Le moins que l'on puisse dire, c'est que le roman de John Fante inspire les groupes de rock, aux (au moins) trois Ask the Dust (dont un chroniqué chez nous), il faut ajouter une deuxième version française Demande A La Poussière (d'autres ont déjà utilisé ce nom en 2006). Le dernier en date, celui qui nous intéresse, s'est monté en 2017 avec des musiciens expérimentés car passés par d'autres groupes auparavant (The Great Old Ones, Omrade, Würm, Moshi-Moshi, No Return...). Après un premier album sans nom en 2018, les Parisiens remettent ça cette année avec Quiétude hostile, un petit goût d'oxymore pour marier les contraires et installer un climat quelque peu angoissant (comme si l'artwork ne suffisait pas)...
Des cris lointains et un labourage en règle à coups de grands riffs et de rythmiques puissantes nous permettent de connaître un "Léger goût de soufre", ça se calme un peu avec les premiers textes (en français mais c'est peu évident de s'en rendre compte même avec les paroles sous les yeux) mais la tension reste, jamais elle ne redescend vraiment, jamais non plus on ne trouve une quelconque étincelle pour y voir plus clair, on est plongé dans une sorte de post hardcore où un doom opaque remplace les parties claires attendues. Le malaise s'épaissit avec "Morphème" et des mots hurlés, éjectés, c'est assez particulier et dérangeant, c'est sans doute l'effet recherché.
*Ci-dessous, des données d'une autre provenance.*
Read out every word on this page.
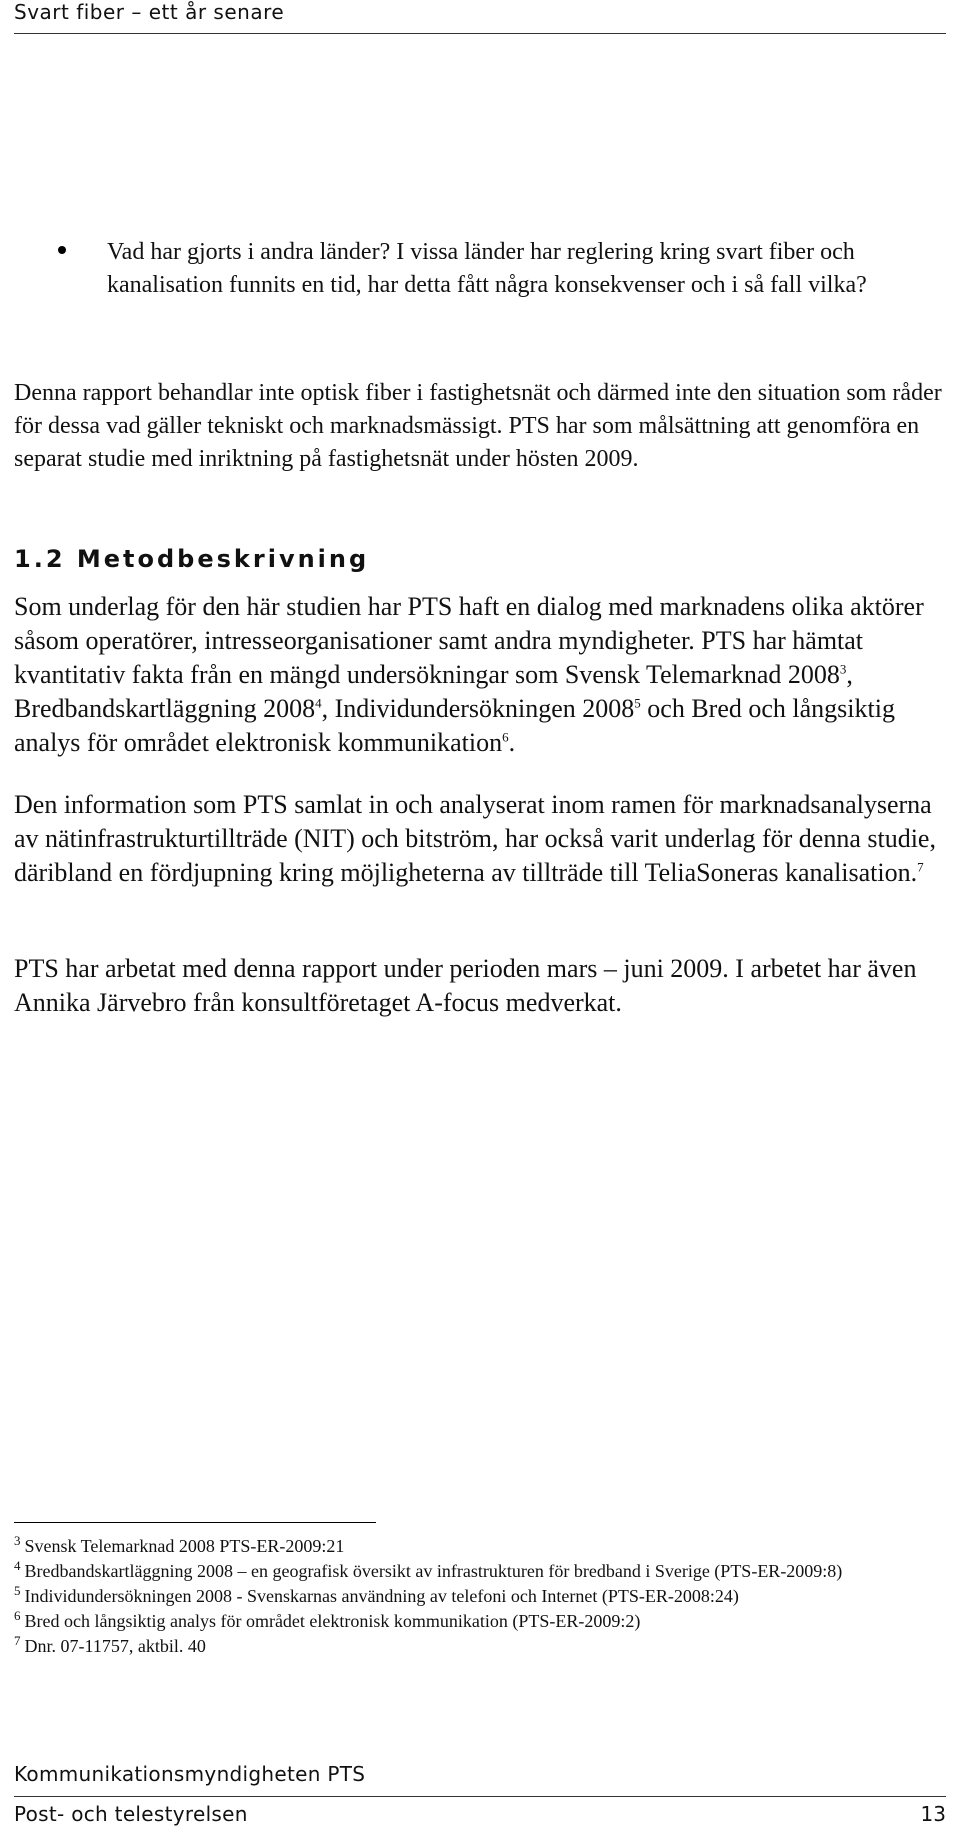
Svart fiber – ett år senare
Vad har gjorts i andra länder? I vissa länder har reglering kring svart fiber och kanalisation funnits en tid, har detta fått några konsekvenser och i så fall vilka?
Denna rapport behandlar inte optisk fiber i fastighetsnät och därmed inte den situation som råder för dessa vad gäller tekniskt och marknadsmässigt. PTS har som målsättning att genomföra en separat studie med inriktning på fastighetsnät under hösten 2009.
1.2 Metodbeskrivning
Som underlag för den här studien har PTS haft en dialog med marknadens olika aktörer såsom operatörer, intresseorganisationer samt andra myndigheter. PTS har hämtat kvantitativ fakta från en mängd undersökningar som Svensk Telemarknad 2008$^3$, Bredbandskartläggning 2008$^4$, Individundersökningen 2008$^5$ och Bred och långsiktig analys för området elektronisk kommunikation$^6$.
Den information som PTS samlat in och analyserat inom ramen för marknadsanalyserna av nätinfrastrukturtillträde (NIT) och bitström, har också varit underlag för denna studie, däribland en fördjupning kring möjligheterna av tillträde till TeliaSoneras kanalisation.$^7$
PTS har arbetat med denna rapport under perioden mars – juni 2009. I arbetet har även Annika Järvebro från konsultföretaget A-focus medverkat.
$^3$ Svensk Telemarknad 2008 PTS-ER-2009:21
$^4$ Bredbandskartläggning 2008 – en geografisk översikt av infrastrukturen för bredband i Sverige (PTS-ER-2009:8)
$^5$ Individundersökningen 2008 - Svenskarnas användning av telefoni och Internet (PTS-ER-2008:24)
$^6$ Bred och långsiktig analys för området elektronisk kommunikation (PTS-ER-2009:2)
$^7$ Dnr. 07-11757, aktbil. 40
Kommunikationsmyndigheten PTS
Post- och telestyrelsen	13
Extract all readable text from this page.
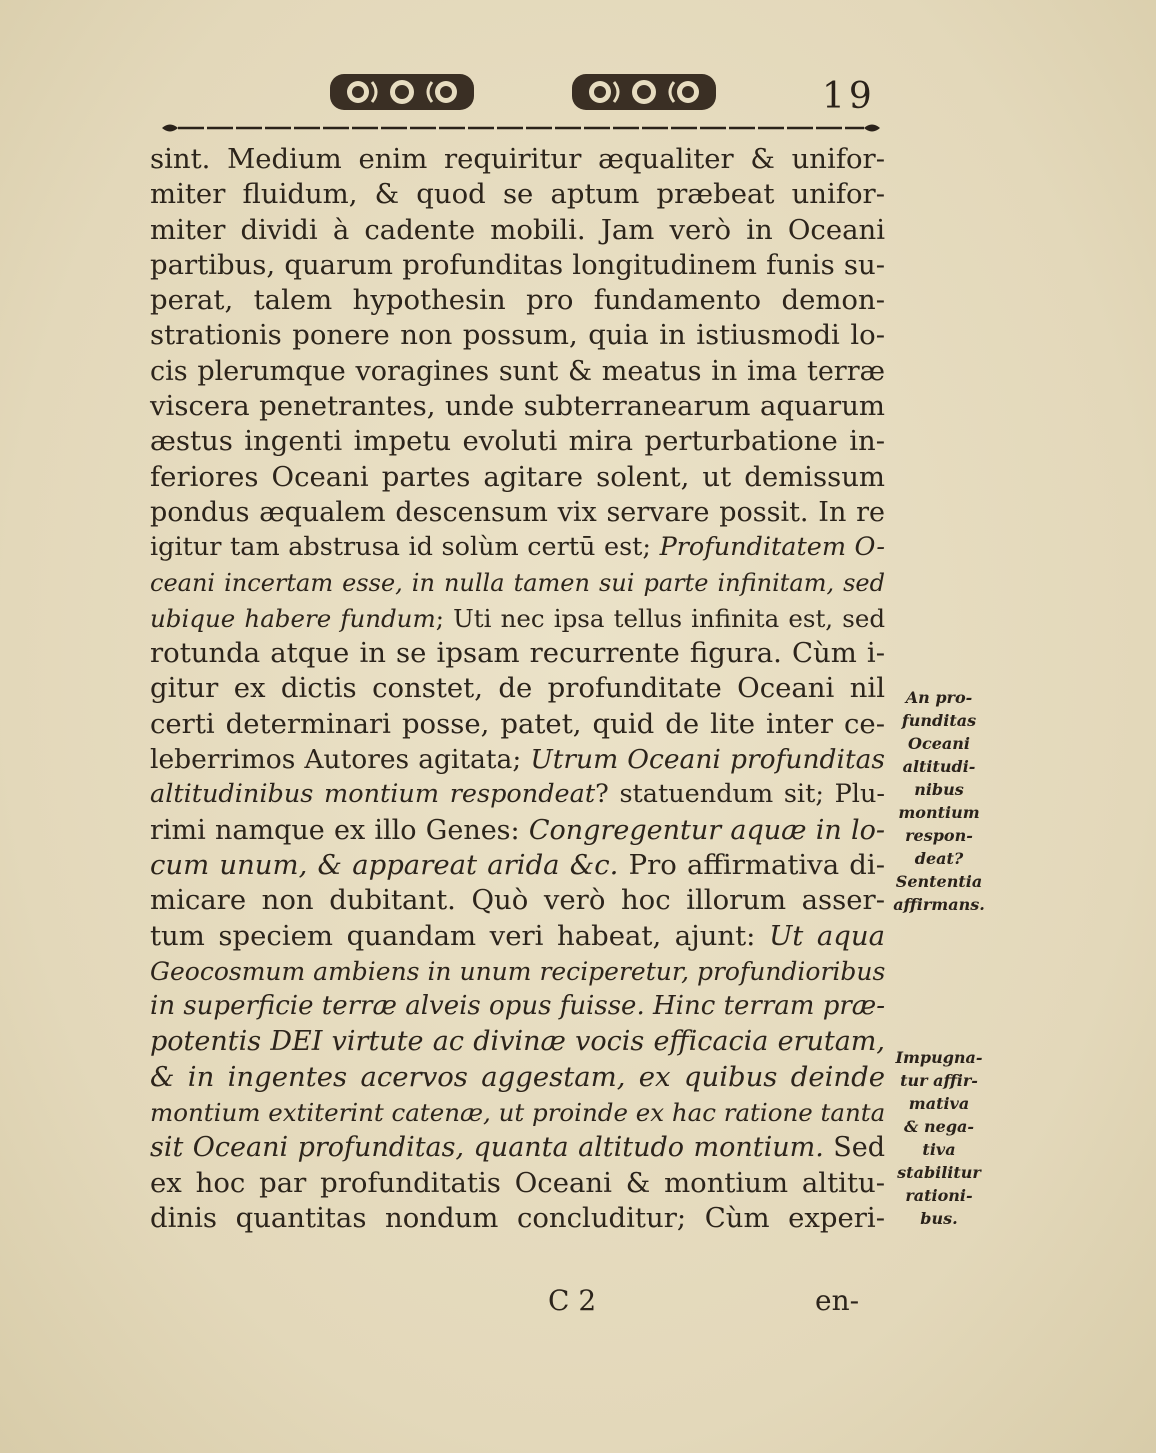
19
sint. Medium enim requiritur æqualiter & unifor-
miter fluidum, & quod se aptum præbeat unifor-
miter dividi à cadente mobili. Jam verò in Oceani
partibus, quarum profunditas longitudinem funis su-
perat, talem hypothesin pro fundamento demon-
strationis ponere non possum, quia in istiusmodi lo-
cis plerumque voragines sunt & meatus in ima terræ
viscera penetrantes, unde subterranearum aquarum
æstus ingenti impetu evoluti mira perturbatione in-
feriores Oceani partes agitare solent, ut demissum
pondus æqualem descensum vix servare possit. In re
igitur tam abstrusa id solùm certū est; Profunditatem O-
ceani incertam esse, in nulla tamen sui parte infinitam, sed
ubique habere fundum; Uti nec ipsa tellus infinita est, sed
rotunda atque in se ipsam recurrente figura. Cùm i-
gitur ex dictis constet, de profunditate Oceani nil
certi determinari posse, patet, quid de lite inter ce-
leberrimos Autores agitata; Utrum Oceani profunditas
altitudinibus montium respondeat? statuendum sit; Plu-
rimi namque ex illo Genes: Congregentur aquæ in lo-
cum unum, & appareat arida &c. Pro affirmativa di-
micare non dubitant. Quò verò hoc illorum asser-
tum speciem quandam veri habeat, ajunt: Ut aqua
Geocosmum ambiens in unum reciperetur, profundioribus
in superficie terræ alveis opus fuisse. Hinc terram præ-
potentis DEI virtute ac divinæ vocis efficacia erutam,
& in ingentes acervos aggestam, ex quibus deinde
montium extiterint catenæ, ut proinde ex hac ratione tanta
sit Oceani profunditas, quanta altitudo montium. Sed
ex hoc par profunditatis Oceani & montium altitu-
dinis quantitas nondum concluditur; Cùm experi-
C 2	en-
An pro-
funditas
Oceani
altitudi-
nibus
montium
respon-
deat?
Sententia
affirmans.
Impugna-
tur affir-
mativa
& nega-
tiva
stabilitur
rationi-
bus.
On trouve un peu de "breaks" sur "Quiétude hostile" quand les guitares cessent de martyriser l'atmosphère sans pour autant qu'on puisse véritablement s'extirper de cette mélasse post-doom qui nous englue les oreilles. La sensation d'y voir un peu plus clair nous envahit alors qu'on est "Perdu", l'horizon se dégage quelque peu, le morceau nous ramène dans la sphère post-hardcore "classique" mais ce n'est qu'une basse manœuvre pour regagner notre confiance avant d'envoyer du "Bois de justice (L'échafaud)" aux angles growlés plutôt black. Nouvelle variation vocale (avec un texte samplé) sur "L'oubli du contrasté", encore un stratagème pour nous faire perdre pied et mieux nous cahoter dans un final apocalyptique. Et pour conclure, le combo reprend tout ce qu'il sait faire, ajoute une couleur boisée (avec le saxophone de Dima White Ward Dudko) et nous laisse pantois revenir dans le monde des vivants.
Plus qu'un album de musique, Quiétude hostile est une expérience sensorielle pour laquelle il faudrait peut-être signer une décharge avant de la tenter, il vaut mieux en tout cas être en bonne santé mentale avant de s'y risquer. Pour autant, si tu as un doctorat en Doom et une licence de Post-HardCore, je comprends que tout cela provoque l'éréthisme de tes oreilles.